According to analysts at the United Capital Plc, the average yield on short-term securities in the fixed income market continues to trade at a single-digit level.
“Notably, the yield on the 91-day bill closed at 5.06%, the 182-day bill closed at 5.49% and the 364-day bill closed at 7.01%.
“From a more technical point of view, the above implies that real yield on short-dated instruments continue to dip, now at -6.0% as PFAs and other institutional investors continue to pile up their funds on government bills,” they said in a note to clients on Wednesday.
Also, a fixed income specialist Abimbola Omotola said in a tweet on Tuesday; “latest inflation print implies real yield on the bellwether IY NTB (PMA) is now at a 9 year low of – 4.46%.”
Omotola said, “the market is barely paying attention to inflation expectation due to the liquidity glut in the money market.”

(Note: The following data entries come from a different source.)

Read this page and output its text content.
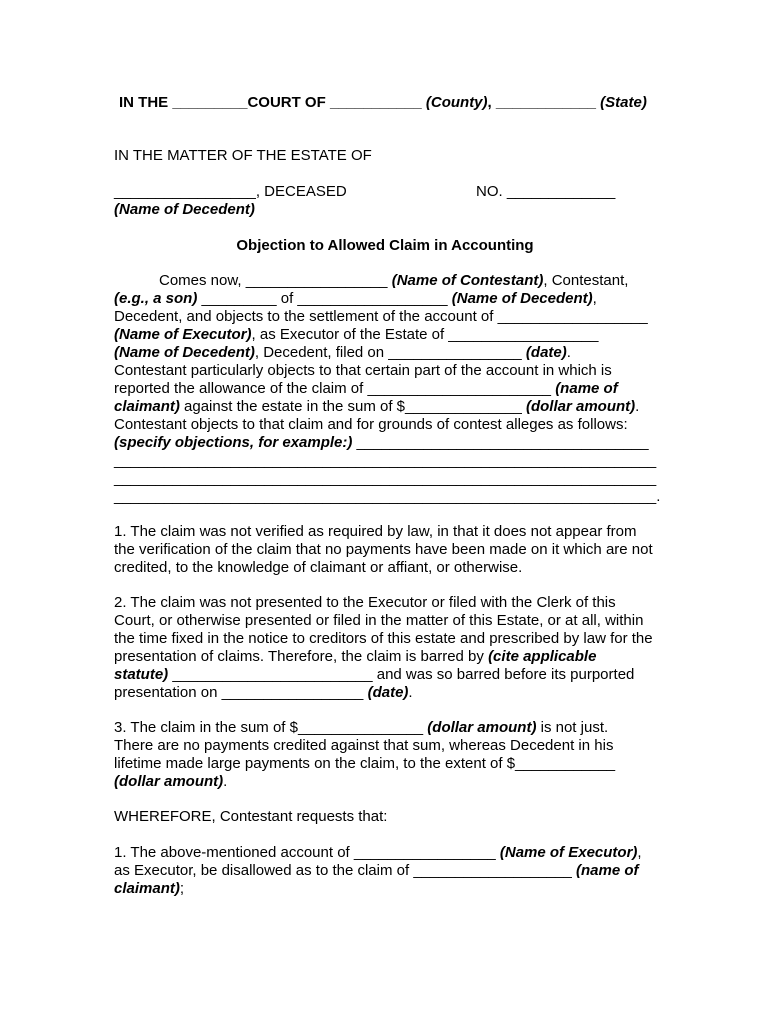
IN THE _________COURT OF ___________ (County), ____________ (State)
IN THE MATTER OF THE ESTATE OF
_________________, DECEASED	NO. _____________
(Name of Decedent)
Objection to Allowed Claim in Accounting
Comes now, _________________ (Name of Contestant), Contestant,
(e.g., a son) _________ of __________________ (Name of Decedent),
Decedent, and objects to the settlement of the account of __________________
(Name of Executor), as Executor of the Estate of __________________
(Name of Decedent), Decedent, filed on ________________ (date).
Contestant particularly objects to that certain part of the account in which is
reported the allowance of the claim of ______________________ (name of
claimant) against the estate in the sum of $______________ (dollar amount).
Contestant objects to that claim and for grounds of contest alleges as follows:
(specify objections, for example:) ___________________________________
_________________________________________________________________
_________________________________________________________________
_________________________________________________________________.
1. The claim was not verified as required by law, in that it does not appear from
the verification of the claim that no payments have been made on it which are not
credited, to the knowledge of claimant or affiant, or otherwise.
2. The claim was not presented to the Executor or filed with the Clerk of this
Court, or otherwise presented or filed in the matter of this Estate, or at all, within
the time fixed in the notice to creditors of this estate and prescribed by law for the
presentation of claims. Therefore, the claim is barred by (cite applicable
statute) ________________________ and was so barred before its purported
presentation on _________________ (date).
3. The claim in the sum of $_______________ (dollar amount) is not just.
There are no payments credited against that sum, whereas Decedent in his
lifetime made large payments on the claim, to the extent of $____________
(dollar amount).
WHEREFORE, Contestant requests that:
1. The above-mentioned account of _________________ (Name of Executor),
as Executor, be disallowed as to the claim of ___________________ (name of
claimant);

In his response to Omotola tweet, Segun Andrew another market analyst said; “Local investors are shrugging off fundamentally sound stocks and queuing up for investment option with negative real returns. No wonder the foreign guys are not willing to play aggressively,” Andrew tweet.

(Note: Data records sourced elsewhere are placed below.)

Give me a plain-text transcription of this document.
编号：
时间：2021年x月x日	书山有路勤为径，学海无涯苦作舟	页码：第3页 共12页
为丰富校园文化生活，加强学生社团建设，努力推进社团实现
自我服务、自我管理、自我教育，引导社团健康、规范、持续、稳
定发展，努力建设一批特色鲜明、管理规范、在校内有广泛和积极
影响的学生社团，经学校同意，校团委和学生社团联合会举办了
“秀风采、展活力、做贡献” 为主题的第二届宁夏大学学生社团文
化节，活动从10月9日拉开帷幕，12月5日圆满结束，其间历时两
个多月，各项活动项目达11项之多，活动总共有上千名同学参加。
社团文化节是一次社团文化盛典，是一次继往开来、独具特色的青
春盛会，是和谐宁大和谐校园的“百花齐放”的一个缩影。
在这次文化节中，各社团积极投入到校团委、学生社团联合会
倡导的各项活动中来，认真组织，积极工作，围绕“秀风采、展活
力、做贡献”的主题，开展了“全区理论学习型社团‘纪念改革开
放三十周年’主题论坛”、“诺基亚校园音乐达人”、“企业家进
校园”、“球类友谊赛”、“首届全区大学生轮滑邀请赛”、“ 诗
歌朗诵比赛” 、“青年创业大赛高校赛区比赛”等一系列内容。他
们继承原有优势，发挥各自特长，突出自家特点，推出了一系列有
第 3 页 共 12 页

The Nigerian Bureau of Statistics (NBS) in its latest report on Tuesday said the country’s climbed to 11.85 percent in November, up 25 basis points from 11.61 percent in the previous month.
The food and core inflation sub-indices both accelerated 39 basis points and 12 basis points to 14.48 percent year-on-year and 8.99 percent year-on-year respectively.
Market observers said generally interest rate remains negative in the light of the latest inflation figure.
At the interbank market on Tuesday, the overnight borrowing cost declined further by 0.25 percent to close the market at 3.11 percent while the Open Buy Back (OBB) fell by 0.21 percent to close at 2.57 percent.
The average interest rate on savings in the market now ranges between 2.00 percent to 3.00 percent on term deposits with banks.
Investigation showed that many offshore portfolio investors are selling down their position in the debt market on the back of declining yields on both 1-year treasury bills and long-tenor bonds.
The capital flight in the wake of sell-off by investors has continued to impact negatively on the country’s external reserves and capital inflows.
Nigeria’s external reserves declined further to $39.06 billion by December 16, 2019, from $40.03 billion in November 15, this year.
Analysts said the noticeable decline in the country’s external reserves was due to capital flight by offshore investors as the local debt become less attractive.
The said it is natural for money to lookout for value and where it will be appreciated through higher returns, noting that most offshore investors are more interested in higher returns on their investments.
United Capital said the headline inflation rate will inch higher in December to 12 percent due to the closure of land borders by the government and year-end demand pressure subsist.
“By implication, the real yield on short-dated bills will worsen amid rising system liquidity,” analysts at the investment banking group said.